I'm speaking from personal and family experience here. Hopefully some day a lawyer may pay some attention to us and think it worth their while.

 

[Tom Kindlon]

GET
Page 142

#1313: ME moderate before course, became severe after course. Symptoms somewhat worse after. Course not appropriate to needs. Part only attended. Reason given – it was too tiring.

“Very damaging to me and has set me right back to before my regular self-pacing (and has induced dizziness and unsteadiness on feet and increased muscle pain).”

 

[John Mac]

It would be very hard for them to find a lawyer to represent them. Then if they brought a civil case pressure would be put on them to settle out of court and accept a "gagging clause" settlement.

I'm speaking from personal and family experience here. Hopefully some day a lawyer may pay some attention to us and think it worth their while.

There has already been some interest shown by one lawyer

http://forums.phoenixrising.me/inde...ticle-on-me-cfs-litigation.38261/#post-609947

 

[Tom Kindlon]

GET
Page 142:

#1334: ME moderate before course, became severe after course.
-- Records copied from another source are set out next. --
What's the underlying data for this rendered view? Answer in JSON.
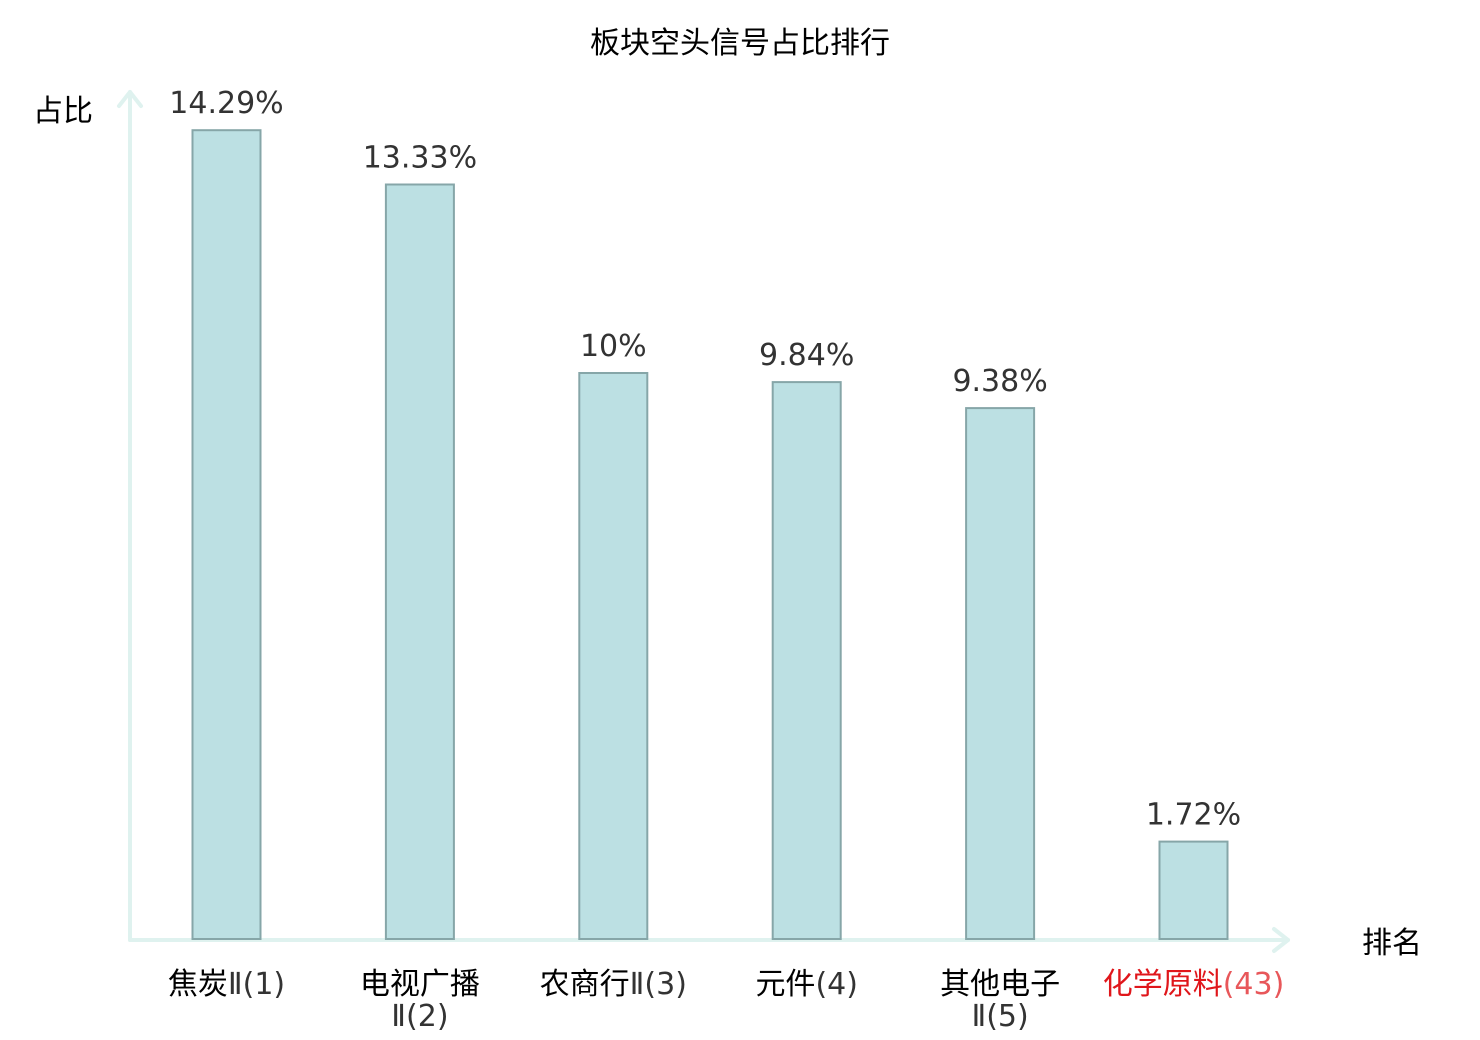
{
  "chart_data": {
    "type": "bar",
    "title": "板块空头信号占比排行",
    "ylabel": "占比",
    "xlabel": "排名",
    "ylim": [
      0,
      15
    ],
    "grid": false,
    "categories": [
      {
        "lines": [
          {
            "main": "焦炭",
            "suffix": "Ⅱ(1)"
          }
        ]
      },
      {
        "lines": [
          {
            "main": "电视广播",
            "suffix": ""
          },
          {
            "main": "",
            "suffix": "Ⅱ(2)"
          }
        ]
      },
      {
        "lines": [
          {
            "main": "农商行",
            "suffix": "Ⅱ(3)"
          }
        ]
      },
      {
        "lines": [
          {
            "main": "元件",
            "suffix": "(4)"
          }
        ]
      },
      {
        "lines": [
          {
            "main": "其他电子",
            "suffix": ""
          },
          {
            "main": "",
            "suffix": "Ⅱ(5)"
          }
        ]
      },
      {
        "lines": [
          {
            "main": "化学原料",
            "suffix": "(43)"
          }
        ],
        "highlight": true
      }
    ],
    "values": [
      14.29,
      13.33,
      10,
      9.84,
      9.38,
      1.72
    ],
    "value_labels": [
      "14.29%",
      "13.33%",
      "10%",
      "9.84%",
      "9.38%",
      "1.72%"
    ]
  },
  "colors": {
    "bar_fill": "#bce0e3",
    "bar_stroke": "#86a6a8",
    "axis": "#dff2ef",
    "highlight": "#e0161b",
    "highlight_suffix": "#e8575a"
  }
}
Symptoms somewhat worse after. Course not appropriate to needs.

“Initially the GET did realise some improvement in posture and mobility, however after several weeks, my condition deteriorated significantly becoming virtually housebound spending most of my day in bed in significant pain and with extreme fatigue.”

 

[Tom Kindlon]

FWIW
GET
Page 142

#1364: ME moderate before course, remained moderate after course. Symptoms the same after. Course not appropriate to needs. Part only attended.
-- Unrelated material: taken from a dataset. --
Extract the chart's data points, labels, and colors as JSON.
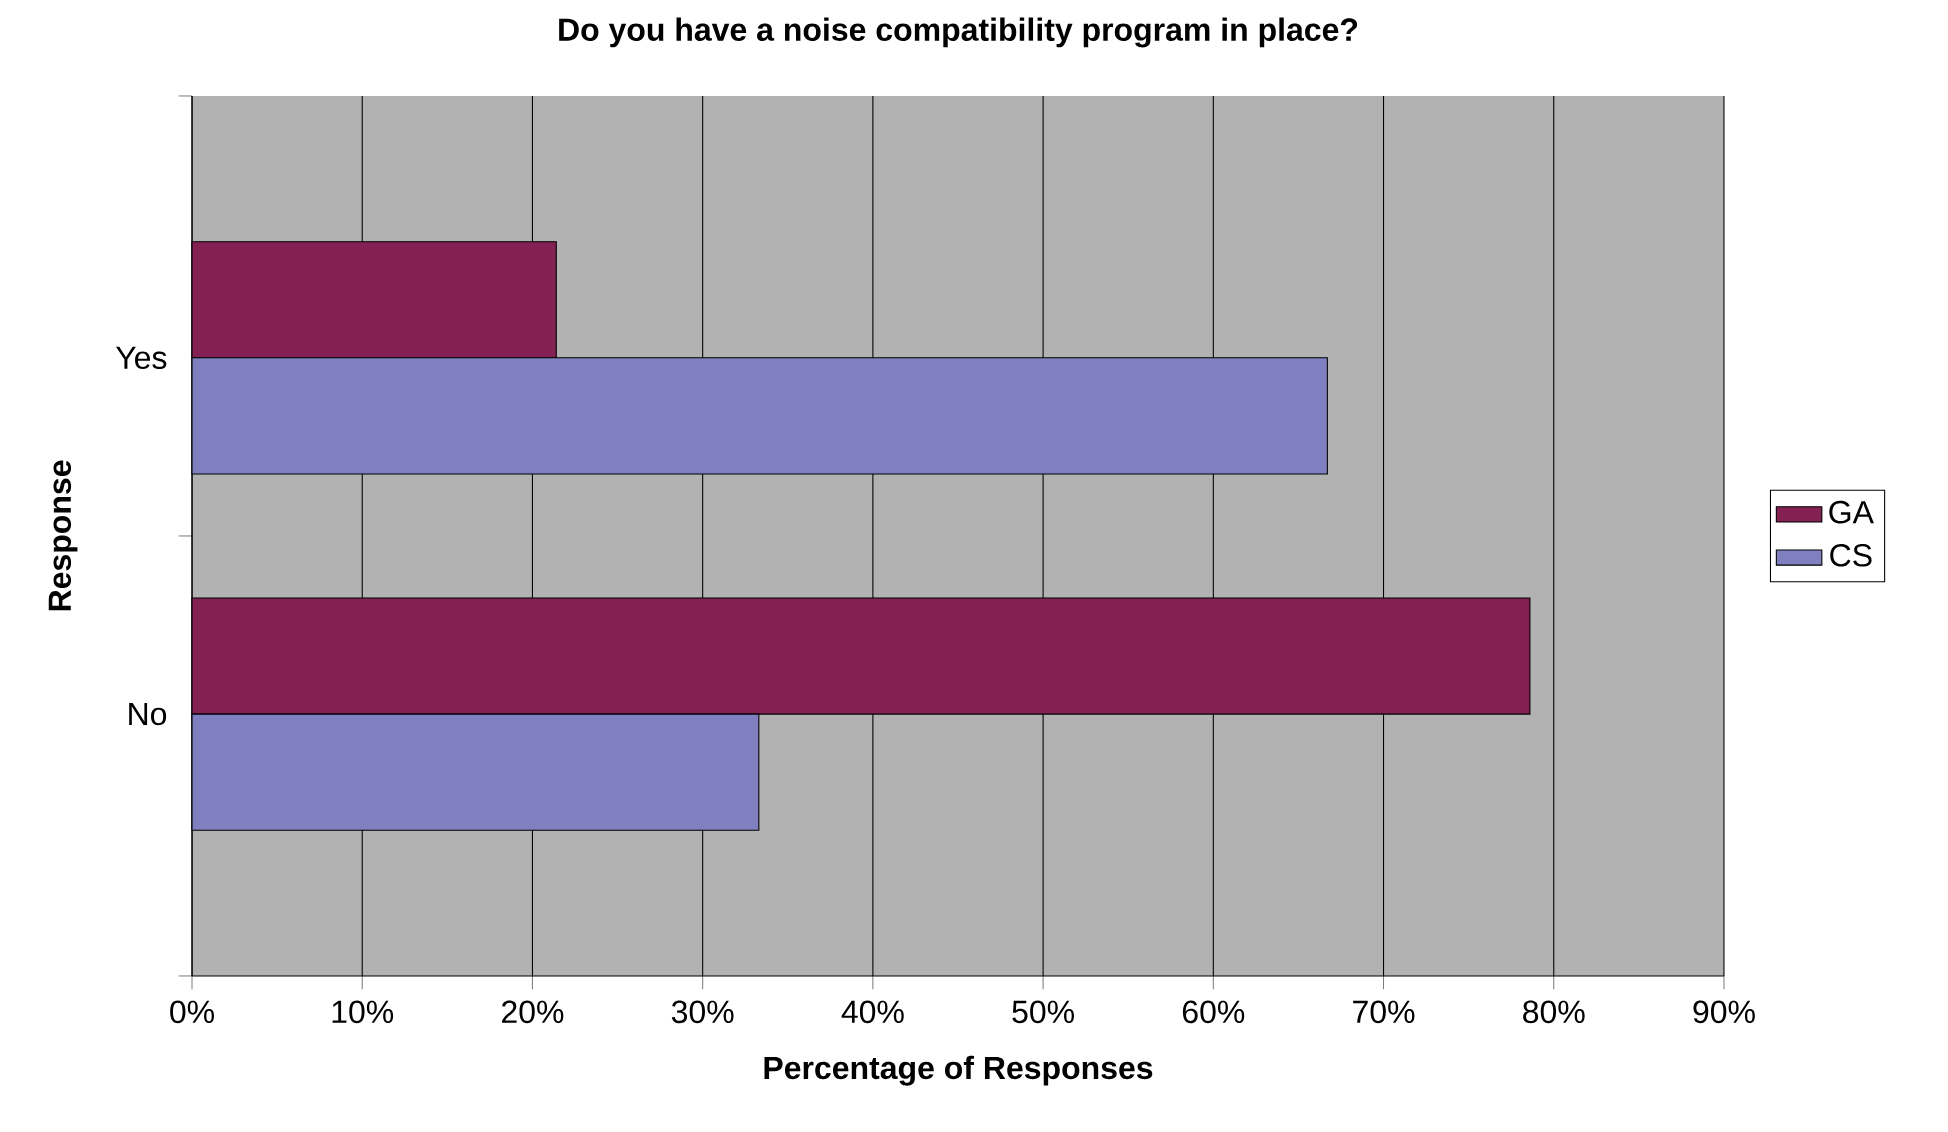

Extract: “I was advised to walk for a certain period of time, for example, whether I felt up to it or not. During any bad period, I felt much much worse after doing as instructed. I continued with it for the duration of the course but my opinion is that if it does work for some people, it ’s not a one-size-fits all.

After discontinuing it, I felt returning to my own regime (listening to my body) brought more positive results. Practising GET made me feel like an invalid, no thanks.”

 

[ukxmrv]

There has already been some interest shown by one lawyer

http://forums.phoenixrising.me/inde...ticle-on-me-cfs-litigation.38261/#post-609947

do you mean the link to the Lawyer in Canada?

It's the UK I was thinking of i.e. PACE survivors. We need lawyers here to take an interest. I've had bad experiences trying to find them in the UK.

 

[Tom Kindlon]

FWIW

Pacing
Page 143
Somebody praising pacing.

#09: ME moderate before course, remained moderate after course. Symptoms were the same after. Course appropriate to needs.

“The course helped me in coming to terms with the illness and the effects it has had on my family/social/work life.”